4 thoughts on “Technology Immersion

  1. Leah Bortolin

    Hi Amanda,
    I really appreciate you sharing your typical day and giving a sincere reflection on your progress as a practitioner. I see you creating more yourself as well as the courses have progressed. Strangely, I find myself reversing a bit and questioning just how much we should or should not be using technology in our classrooms. The perspective you share from the book by Yong Zhao sounds refreshing. I like this idea of using technology to free educators to do the bits that we are particularly good at: critical thinking and interaction. I’m going to have to read this one I think. Thanks for another great post!

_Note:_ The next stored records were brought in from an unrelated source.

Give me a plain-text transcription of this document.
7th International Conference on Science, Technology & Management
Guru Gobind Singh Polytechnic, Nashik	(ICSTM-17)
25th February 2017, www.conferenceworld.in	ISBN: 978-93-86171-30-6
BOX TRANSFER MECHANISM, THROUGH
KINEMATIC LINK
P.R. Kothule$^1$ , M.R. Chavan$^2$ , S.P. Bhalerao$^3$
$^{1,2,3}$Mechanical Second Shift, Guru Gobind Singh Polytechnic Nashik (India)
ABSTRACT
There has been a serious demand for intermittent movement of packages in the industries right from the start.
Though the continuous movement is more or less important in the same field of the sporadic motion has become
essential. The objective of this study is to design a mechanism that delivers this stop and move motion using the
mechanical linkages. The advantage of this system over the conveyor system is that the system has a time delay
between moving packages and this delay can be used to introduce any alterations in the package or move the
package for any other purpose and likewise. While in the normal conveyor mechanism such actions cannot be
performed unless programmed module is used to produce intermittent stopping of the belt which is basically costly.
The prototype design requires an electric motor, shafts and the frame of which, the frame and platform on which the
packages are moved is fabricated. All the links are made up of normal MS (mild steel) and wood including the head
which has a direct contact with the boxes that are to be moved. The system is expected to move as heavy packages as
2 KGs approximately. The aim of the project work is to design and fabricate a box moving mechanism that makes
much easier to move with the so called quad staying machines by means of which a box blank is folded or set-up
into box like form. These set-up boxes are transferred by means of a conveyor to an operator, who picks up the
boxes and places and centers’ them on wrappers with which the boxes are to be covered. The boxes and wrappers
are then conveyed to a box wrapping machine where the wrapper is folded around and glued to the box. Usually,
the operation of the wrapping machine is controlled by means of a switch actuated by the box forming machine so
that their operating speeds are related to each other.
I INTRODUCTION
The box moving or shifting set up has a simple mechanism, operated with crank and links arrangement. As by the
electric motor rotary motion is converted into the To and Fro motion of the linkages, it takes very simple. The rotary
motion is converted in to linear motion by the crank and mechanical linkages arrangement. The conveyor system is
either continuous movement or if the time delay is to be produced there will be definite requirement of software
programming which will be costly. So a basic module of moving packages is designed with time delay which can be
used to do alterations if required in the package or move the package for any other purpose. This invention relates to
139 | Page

  2. Amanda McCloskey Post author

    Hi Leah, I hope you enjoy the book! It is interesting that you are reversing a bit- is that because you see limited quality integration? Or are you noticing negative effects of too much technology? It can be easy to be dazzled by the tools of technology. We all have to remind ourselves that it should be all about the learning taking place.
    Thanks for your positive comment!

  3. Leah Bortolin

    Hi Amanda, articles on the negative effects of homework have me wondering about flipped classrooms in the elementary classroom, although I see uses for it within the classroom. In my new role I’m pulled between simply supporting best practices, which teachers are comfortable learning about, and supporting best tech integration practices. When I am forced to choose between the two, I find myself choosing best practices with a hint of tech. I’m not doing tech any favours at the moment!. I wonder if having too many laptops and not enough ipads at the elementary level has something to do with my current state of grrr. I see your school has ipads and I am seeing more and more uses for them that enrich the elementary classroom.

  4. Amanda McCloskey Post author

    Hi Leah, you have raised some really interesting points here (perhaps a future blog post on flipped learning/homework?).
    My personal belief is that homework should also be inquiry-based and student-centred. I also believe that primary homework should be optional. I think if flipped learning is used in this way then it can be really effective. I have had a lot of success with EAL students using flipped learning to consolidate their understanding in their home language. They use translation sheets of key words that they can access in class. It is also a great way for parents to connect with what is happening in the classroom. It also has the added advantage of connecting with students in a way that they enjoy. My students use YouTube extensively and are now my eager followers!
    The iPad/laptop debate could also be another blog post. I’m finding a 1:1 iPad programme fantastic. However, I sometimes hear teachers wishing they had laptops because of the typing difficulties with an iPad. The grass is always greener! Time to start requesting a two to one device allocation!